Rocko Schamoni hat 2019 mit Große Freiheit den ersten Teil einer geplanten Trilogie von biografischen Romanen über abenteuerliche, randständige Existenzen aus dem Rotlicht-Milieu St. Paulis veröffentlicht. Damals ging es um den exzentrischen Bordellboss Wolfgang „Wolli“ Köhler. In Rocko Schamonis neuem Roman
Der Jaeger und sein Meister erzählt er Geschichten aus dem Leben des heute fast vergessenen Zeichners und Satirikers Heino Jaeger (1938-1997).
Schamoni beginnt das Buch mit einem langen und bewegenden Prolog, einem Rückblick auf seinen krebskranken, sterbenden Vater. Wie sein Vater hatte auch Schamoni depressive Phasen. In einer Zwiesprache mit dem Toten fragt er, wie dieser damals seine Depression überwunden habe – und kann sich selbst natürlich nur zaghaft fragende Antworten geben: „Ist es einfach nur das Altern, das einen sich selbst finden lässt, weil man jeden Tag in den Spiegel schaut und irgendwann glauben kann, dass es diese merkwürdige Person, die man dort erblickt, tatsächlich gibt?“
Elterliche Freunde führten Schamoni in die Erwachsenenwelt ein. Besonders faszinierten ihn die „Freaks! Außergewöhnliche, die gut reden konnten, fantastische Angeber, Gockel, Posierer, Hervortuer, Hasardeure“. Diese Freaks wurden zu Schamonis Ersatzvätern, da sein eigener Vater eher zurückhaltend und distanziert war. Auf den Freak Heino Jaeger wird Schamoni erst 1991 aufmerksam. Er bekommt ein Maxi-Single in die Finger und ist sofort von dem merkwürdigen pointenlosen Humor fasziniert: „Eigentlich konnte man kaum unterscheiden, ob das, was Jaeger da präsentierte, noch Humor oder nur noch Abbild einer ins Groteske übersteigerten Realität war“. Man höre etwa den Sketch Passkontrolle.

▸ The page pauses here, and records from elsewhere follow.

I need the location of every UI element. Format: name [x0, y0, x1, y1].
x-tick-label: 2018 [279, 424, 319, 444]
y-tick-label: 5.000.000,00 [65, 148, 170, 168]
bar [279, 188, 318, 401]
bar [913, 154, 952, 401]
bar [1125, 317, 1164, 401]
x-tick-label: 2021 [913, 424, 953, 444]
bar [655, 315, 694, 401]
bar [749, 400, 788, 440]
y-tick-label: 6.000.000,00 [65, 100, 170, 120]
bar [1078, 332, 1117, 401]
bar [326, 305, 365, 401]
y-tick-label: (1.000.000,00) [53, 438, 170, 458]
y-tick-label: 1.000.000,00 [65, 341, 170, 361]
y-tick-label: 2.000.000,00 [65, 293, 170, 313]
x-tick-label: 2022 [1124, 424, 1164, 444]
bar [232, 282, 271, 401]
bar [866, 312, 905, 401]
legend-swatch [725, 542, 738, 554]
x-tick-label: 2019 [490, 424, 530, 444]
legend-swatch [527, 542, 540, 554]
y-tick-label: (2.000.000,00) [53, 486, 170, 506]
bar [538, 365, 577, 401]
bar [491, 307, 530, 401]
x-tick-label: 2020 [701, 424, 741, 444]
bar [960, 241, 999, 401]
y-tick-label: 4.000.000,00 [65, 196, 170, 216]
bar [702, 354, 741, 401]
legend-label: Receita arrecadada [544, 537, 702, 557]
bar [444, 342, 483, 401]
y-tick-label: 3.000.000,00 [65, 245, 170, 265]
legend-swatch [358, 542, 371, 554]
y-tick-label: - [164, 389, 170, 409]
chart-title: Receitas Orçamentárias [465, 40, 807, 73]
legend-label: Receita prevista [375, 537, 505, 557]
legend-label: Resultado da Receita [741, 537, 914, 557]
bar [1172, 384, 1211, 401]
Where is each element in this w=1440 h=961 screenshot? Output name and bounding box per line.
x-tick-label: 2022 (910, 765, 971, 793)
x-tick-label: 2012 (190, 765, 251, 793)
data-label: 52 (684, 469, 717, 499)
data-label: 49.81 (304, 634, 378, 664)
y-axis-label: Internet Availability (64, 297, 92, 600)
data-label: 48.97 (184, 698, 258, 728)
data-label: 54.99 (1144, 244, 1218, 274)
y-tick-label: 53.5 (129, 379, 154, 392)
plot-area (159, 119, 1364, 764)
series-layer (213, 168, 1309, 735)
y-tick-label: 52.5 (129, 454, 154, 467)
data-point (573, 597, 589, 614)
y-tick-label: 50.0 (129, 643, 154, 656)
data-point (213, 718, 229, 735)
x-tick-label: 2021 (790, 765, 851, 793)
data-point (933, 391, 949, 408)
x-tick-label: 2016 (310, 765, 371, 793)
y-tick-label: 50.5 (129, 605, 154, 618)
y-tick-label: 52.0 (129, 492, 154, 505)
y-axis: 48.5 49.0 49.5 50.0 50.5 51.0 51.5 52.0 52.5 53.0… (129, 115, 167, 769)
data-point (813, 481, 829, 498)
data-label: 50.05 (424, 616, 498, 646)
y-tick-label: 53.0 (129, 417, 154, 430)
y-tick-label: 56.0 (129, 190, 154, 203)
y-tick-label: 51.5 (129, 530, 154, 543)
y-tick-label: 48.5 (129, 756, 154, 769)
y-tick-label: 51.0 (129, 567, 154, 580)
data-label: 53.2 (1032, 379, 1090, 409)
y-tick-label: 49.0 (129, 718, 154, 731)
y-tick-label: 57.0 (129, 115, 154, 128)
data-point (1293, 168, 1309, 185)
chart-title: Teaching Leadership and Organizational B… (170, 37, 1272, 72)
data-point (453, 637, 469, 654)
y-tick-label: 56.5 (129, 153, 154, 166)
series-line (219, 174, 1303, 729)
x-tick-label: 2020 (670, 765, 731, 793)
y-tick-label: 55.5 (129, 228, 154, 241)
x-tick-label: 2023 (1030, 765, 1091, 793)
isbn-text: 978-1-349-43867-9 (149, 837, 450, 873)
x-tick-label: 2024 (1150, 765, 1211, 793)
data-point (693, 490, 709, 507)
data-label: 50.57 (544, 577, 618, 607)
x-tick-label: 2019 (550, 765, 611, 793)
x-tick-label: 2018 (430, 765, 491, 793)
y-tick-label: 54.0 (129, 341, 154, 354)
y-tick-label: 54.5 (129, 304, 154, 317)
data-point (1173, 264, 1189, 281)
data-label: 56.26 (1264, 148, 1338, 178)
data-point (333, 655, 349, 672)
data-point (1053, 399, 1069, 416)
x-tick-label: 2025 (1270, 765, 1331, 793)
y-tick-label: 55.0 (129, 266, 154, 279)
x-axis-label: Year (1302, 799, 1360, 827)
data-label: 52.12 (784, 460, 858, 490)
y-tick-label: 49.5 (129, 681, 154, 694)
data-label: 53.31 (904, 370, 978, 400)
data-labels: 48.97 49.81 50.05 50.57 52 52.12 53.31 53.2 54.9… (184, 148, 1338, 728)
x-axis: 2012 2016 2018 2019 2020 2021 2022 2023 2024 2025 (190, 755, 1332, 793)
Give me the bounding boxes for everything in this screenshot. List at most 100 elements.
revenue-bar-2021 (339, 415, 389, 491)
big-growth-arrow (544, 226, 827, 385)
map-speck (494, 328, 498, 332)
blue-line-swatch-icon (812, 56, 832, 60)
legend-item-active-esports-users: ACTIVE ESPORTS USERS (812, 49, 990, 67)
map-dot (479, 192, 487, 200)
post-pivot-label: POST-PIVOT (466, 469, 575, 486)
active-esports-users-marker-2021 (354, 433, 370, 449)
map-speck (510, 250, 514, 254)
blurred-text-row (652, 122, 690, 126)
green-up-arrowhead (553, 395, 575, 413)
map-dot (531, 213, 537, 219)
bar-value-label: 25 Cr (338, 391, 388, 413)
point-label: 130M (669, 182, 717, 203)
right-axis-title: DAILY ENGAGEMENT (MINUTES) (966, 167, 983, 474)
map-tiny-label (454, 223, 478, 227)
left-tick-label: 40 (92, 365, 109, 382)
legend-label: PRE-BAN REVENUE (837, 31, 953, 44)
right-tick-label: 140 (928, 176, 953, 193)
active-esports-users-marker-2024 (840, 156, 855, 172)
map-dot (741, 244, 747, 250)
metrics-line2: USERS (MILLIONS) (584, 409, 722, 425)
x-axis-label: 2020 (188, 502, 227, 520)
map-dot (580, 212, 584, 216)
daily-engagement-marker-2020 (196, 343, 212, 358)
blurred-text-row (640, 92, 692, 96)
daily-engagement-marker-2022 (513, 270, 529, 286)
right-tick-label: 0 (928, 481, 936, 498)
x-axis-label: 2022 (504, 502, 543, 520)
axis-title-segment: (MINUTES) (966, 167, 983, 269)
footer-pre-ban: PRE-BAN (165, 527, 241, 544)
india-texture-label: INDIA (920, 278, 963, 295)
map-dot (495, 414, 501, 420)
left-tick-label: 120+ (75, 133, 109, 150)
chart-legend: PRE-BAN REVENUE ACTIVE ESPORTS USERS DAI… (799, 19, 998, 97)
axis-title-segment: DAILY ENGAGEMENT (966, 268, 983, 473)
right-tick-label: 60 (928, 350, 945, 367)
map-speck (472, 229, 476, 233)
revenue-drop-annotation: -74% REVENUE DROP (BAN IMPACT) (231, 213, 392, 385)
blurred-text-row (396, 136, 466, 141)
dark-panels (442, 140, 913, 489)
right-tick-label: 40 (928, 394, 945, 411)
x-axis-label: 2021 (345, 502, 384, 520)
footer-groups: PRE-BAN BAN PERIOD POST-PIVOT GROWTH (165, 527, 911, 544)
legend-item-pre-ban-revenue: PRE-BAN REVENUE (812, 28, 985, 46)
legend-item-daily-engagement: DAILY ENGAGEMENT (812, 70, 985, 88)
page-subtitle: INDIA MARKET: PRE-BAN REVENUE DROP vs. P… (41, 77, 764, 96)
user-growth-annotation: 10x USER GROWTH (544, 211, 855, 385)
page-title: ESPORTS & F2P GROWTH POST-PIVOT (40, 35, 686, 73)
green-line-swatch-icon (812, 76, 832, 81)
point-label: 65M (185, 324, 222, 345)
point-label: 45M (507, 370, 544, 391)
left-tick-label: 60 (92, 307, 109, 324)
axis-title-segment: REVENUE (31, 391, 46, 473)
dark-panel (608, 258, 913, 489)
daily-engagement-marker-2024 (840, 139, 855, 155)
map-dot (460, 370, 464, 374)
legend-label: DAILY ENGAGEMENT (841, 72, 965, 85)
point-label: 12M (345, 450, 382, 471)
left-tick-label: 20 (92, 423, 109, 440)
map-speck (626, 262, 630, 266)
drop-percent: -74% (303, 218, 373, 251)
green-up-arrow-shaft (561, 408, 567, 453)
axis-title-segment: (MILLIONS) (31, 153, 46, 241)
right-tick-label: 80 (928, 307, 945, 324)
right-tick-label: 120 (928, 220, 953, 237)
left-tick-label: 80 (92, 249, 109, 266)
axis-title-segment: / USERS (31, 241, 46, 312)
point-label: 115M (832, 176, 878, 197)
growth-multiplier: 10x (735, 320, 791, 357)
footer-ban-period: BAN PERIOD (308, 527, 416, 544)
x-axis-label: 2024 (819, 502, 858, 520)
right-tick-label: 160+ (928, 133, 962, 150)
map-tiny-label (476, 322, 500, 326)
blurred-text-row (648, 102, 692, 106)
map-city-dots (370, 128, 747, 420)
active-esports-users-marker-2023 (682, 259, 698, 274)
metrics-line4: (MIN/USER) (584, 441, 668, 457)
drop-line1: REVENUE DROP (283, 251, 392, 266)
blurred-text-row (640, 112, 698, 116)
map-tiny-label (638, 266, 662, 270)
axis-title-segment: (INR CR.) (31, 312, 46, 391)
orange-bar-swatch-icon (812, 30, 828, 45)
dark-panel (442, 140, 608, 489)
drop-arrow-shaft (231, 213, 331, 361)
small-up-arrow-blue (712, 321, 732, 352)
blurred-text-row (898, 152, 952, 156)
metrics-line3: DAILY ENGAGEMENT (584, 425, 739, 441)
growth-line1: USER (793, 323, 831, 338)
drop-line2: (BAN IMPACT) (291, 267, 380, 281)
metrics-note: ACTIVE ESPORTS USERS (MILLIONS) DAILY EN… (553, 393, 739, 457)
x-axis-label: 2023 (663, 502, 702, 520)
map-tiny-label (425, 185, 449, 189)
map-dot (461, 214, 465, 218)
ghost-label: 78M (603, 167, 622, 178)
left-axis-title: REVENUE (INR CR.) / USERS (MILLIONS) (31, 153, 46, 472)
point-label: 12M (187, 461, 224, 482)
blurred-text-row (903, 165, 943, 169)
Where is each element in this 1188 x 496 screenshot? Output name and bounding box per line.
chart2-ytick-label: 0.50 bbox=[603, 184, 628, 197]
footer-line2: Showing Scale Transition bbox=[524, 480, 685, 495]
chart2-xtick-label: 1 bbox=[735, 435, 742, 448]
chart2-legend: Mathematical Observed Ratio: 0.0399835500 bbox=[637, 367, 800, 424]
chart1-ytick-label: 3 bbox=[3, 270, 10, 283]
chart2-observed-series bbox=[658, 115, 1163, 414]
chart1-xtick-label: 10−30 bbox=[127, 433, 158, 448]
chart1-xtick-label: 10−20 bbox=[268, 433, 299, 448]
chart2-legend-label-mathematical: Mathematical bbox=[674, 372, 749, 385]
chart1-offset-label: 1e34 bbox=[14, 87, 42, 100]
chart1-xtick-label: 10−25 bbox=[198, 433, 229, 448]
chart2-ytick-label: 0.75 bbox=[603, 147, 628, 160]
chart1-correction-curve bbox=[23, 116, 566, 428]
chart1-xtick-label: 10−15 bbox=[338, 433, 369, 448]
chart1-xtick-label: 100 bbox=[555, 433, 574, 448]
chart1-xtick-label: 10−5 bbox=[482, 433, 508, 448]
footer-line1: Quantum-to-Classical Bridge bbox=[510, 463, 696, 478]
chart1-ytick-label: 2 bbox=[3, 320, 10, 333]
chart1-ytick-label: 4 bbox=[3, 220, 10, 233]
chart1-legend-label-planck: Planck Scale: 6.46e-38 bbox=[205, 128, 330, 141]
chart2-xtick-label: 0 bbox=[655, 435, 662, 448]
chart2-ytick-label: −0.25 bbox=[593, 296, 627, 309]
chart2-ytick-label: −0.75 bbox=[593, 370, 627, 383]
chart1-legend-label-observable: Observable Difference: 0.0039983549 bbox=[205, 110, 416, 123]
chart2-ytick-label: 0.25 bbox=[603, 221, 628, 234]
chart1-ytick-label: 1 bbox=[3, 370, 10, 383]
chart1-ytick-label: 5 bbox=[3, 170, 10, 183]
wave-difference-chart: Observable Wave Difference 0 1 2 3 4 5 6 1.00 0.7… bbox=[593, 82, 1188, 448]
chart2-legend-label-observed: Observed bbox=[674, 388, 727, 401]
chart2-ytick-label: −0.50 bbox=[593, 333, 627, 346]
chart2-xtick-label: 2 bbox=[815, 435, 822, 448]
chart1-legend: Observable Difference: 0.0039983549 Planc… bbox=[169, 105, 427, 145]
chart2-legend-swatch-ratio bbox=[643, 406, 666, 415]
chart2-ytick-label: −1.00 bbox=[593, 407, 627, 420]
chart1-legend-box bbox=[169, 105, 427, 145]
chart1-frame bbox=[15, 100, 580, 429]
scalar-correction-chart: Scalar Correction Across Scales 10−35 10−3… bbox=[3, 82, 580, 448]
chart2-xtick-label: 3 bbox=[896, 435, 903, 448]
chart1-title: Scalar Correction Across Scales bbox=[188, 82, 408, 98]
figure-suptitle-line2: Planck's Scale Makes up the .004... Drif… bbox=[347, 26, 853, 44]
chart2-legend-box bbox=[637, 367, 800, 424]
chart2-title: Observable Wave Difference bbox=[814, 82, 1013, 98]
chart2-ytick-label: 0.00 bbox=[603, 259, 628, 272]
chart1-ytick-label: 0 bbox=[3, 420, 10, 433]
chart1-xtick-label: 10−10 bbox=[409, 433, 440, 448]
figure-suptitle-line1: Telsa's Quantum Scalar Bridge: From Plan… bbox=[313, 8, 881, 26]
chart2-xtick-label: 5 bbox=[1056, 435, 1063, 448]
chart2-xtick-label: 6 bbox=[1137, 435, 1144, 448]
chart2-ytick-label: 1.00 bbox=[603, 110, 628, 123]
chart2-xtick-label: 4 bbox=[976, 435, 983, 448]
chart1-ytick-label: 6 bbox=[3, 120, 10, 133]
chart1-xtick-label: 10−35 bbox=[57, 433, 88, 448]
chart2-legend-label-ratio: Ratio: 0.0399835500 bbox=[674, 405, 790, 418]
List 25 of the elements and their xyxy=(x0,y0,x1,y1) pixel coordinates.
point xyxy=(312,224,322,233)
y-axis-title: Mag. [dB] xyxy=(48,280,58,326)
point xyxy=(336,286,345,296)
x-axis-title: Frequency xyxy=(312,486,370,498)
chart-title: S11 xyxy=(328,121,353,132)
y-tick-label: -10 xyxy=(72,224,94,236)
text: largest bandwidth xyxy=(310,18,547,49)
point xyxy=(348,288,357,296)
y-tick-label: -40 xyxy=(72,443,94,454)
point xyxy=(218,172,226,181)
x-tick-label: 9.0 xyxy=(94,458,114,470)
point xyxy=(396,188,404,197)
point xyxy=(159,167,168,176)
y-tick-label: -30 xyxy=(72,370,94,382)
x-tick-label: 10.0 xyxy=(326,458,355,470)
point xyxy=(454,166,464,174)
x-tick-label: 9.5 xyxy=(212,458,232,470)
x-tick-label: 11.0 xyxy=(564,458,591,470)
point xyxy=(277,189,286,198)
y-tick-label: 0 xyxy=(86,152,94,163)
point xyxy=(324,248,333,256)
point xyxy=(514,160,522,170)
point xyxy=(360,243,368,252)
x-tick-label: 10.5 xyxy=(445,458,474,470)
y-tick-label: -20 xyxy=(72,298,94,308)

Weltvertrauen in Schieflage
Jaeger ist für Schamoni eine echte Entdeckung, ein „Meister“. Er lernt auch dessen Zeichnungen und Bilder kennen und kauft ein paar Werke. Etliche Jahre später trifft er auf den bereits erwähnten Wolli Köhler, der als abgetakelte ehemalige Kiezgröße in einer Hamburger Sozialwohnung haust. Schamoni besucht ihn immer wieder und lässt sich Köhlers Lebensgeschichte erzählen, in dessen illustrem Salon in den 1960er- und 1970er-Jahren auch Heino Jaeger verkehrte. Joska Pintschovius, Jaegers bester Freund, berichtet Schamoni ebenfalls von Jaegers Aufstieg und Fall. Die Haupterzählung des Romans wird etliche Male unterbrochen durch die Schilderungen Pintschovius'.Gemeinsam mit dem Historiker Pintschovius arbeitete Jaeger im Helms-Museum, dem Hamburger Landesmuseum für Archäologie, als „Scherbenmaler“. Das Zeichnen ist Jaegers große Leidenschaft. Immer und überall greift er zu Stift und Skizzenbuch. In Gruppen sitzt er meistens still dabei. Doch er hört aufmerksam zu und kann sich genauestens merken, was und wie die Leute reden. Und manchmal bricht sein zweites Talent aus ihm heraus: Er imitiert das Gehörte, gibt es – oft auch dialogisch – wieder.
Pintschovius will dieses Talent seines Freundes fördern, lässt seine Kontakte spielen und verhilft ihm zu Probeaufnahmen beim WDR. So kommt Jaeger mit seinen Stegreifgeschichten ins Radio. Mit der Radioshow Fragen Sie Dr. Jaeger wird er bekannt.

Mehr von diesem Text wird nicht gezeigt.